Pour être fort, il faut savoir endurer les épreuves. L’absence de distraction par la privation du téléphone portable par exemple est un moyen de devenir plus fort. Pour être plus fort, il faut apprendre à surmonter des épreuves. Le silence est une épreuve en soi à l’ère actuelle. Si vous arrivez à dompter le silence, vous atteindrez un niveau supérieur de développement.

Enthousiasme : Du grec ancien ἐνθουσιασμός, enthousiasmós (« inspiration, possession divine »).

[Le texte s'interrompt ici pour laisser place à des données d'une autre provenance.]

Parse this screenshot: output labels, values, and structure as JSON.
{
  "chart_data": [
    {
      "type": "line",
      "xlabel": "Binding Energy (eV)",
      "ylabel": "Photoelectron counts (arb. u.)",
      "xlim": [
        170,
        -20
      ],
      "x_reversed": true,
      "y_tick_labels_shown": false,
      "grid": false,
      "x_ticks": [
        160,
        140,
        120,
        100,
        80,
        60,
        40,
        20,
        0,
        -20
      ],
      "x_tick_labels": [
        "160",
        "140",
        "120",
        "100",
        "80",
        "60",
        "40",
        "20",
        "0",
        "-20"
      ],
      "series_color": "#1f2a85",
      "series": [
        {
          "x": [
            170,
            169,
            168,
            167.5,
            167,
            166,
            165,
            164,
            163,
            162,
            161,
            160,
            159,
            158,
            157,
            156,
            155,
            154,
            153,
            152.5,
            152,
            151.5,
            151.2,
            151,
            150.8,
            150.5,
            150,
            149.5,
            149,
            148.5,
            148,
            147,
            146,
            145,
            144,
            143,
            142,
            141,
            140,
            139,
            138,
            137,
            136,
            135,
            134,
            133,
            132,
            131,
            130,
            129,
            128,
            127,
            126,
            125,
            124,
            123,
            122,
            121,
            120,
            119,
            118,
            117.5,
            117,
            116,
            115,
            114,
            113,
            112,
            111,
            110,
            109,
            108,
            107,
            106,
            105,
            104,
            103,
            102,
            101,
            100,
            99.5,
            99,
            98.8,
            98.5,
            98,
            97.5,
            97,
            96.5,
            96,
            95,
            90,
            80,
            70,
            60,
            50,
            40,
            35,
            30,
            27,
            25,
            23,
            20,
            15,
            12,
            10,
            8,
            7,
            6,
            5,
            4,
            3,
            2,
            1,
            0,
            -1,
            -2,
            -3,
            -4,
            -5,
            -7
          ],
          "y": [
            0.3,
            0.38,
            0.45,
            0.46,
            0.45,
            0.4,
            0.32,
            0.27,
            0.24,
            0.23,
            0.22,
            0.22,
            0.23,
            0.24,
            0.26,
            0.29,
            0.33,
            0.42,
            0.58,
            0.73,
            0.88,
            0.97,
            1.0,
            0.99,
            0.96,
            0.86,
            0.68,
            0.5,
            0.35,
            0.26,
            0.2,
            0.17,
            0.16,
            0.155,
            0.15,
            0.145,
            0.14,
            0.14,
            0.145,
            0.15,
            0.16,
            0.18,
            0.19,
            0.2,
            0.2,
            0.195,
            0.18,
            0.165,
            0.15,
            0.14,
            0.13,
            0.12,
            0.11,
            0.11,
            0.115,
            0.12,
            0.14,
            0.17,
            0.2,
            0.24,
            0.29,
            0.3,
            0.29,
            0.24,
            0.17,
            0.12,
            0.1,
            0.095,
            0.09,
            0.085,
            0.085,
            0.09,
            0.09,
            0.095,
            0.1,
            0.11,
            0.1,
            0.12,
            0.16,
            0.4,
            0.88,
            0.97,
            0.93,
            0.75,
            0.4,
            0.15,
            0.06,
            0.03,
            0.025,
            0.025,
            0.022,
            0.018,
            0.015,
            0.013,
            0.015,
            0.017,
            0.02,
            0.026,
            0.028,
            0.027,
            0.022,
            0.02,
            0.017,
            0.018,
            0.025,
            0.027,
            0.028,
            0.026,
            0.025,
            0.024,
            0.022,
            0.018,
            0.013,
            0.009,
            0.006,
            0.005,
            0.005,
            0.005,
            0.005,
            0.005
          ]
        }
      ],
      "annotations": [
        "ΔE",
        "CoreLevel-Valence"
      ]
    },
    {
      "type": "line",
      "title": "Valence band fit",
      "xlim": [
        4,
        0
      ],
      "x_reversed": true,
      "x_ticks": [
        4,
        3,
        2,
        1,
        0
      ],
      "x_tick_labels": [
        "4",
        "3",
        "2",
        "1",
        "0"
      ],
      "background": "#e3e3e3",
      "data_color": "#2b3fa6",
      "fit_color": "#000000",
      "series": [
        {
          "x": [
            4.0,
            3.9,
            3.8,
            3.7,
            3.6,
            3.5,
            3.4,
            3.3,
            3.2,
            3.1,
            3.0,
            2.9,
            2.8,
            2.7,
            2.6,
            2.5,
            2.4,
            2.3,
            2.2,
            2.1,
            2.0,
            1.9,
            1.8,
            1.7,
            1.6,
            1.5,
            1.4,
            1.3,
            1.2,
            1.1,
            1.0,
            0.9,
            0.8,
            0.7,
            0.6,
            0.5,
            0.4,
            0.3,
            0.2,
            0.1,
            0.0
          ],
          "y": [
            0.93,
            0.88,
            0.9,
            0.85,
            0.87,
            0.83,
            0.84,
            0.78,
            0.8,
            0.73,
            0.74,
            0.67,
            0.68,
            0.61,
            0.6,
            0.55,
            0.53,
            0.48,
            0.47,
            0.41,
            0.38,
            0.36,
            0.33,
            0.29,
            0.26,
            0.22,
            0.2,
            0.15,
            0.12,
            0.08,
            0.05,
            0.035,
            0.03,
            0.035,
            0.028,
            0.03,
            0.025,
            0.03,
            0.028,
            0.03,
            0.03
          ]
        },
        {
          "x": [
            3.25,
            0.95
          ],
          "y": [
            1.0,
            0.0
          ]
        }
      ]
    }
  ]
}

Une partie de la génération actuelle a perdu son enthousiasme parce qu’elle est vide spirituellement ou moralement. La distraction permanente rendue possible par les réseaux sociaux nous empêche d’effectuer un véritable travail intérieur ou du moins il rend impropre la présence divine dans notre cœur parce que notre esprit est distrait. Pour retrouver l’enthousiasme, contempler la beauté simple de la vie, il faut se déconnecter, après à faire le vide dans sa tête, pour être en mesure de remplir son cœur de la joie divine.

Choisissez votre but en choisissant qui vous voulez aider et protéger

Pour conclure, si vous souhaitez être heureux à l’ère de la distraction numérique, ne cherchez pas à assouvir un désir personnel, mettez-vous plutôt au service d’une cause, aider un groupe de personnes. Vous en tirerez davantage de plaisir et vous trouverez un bonheur pérenne.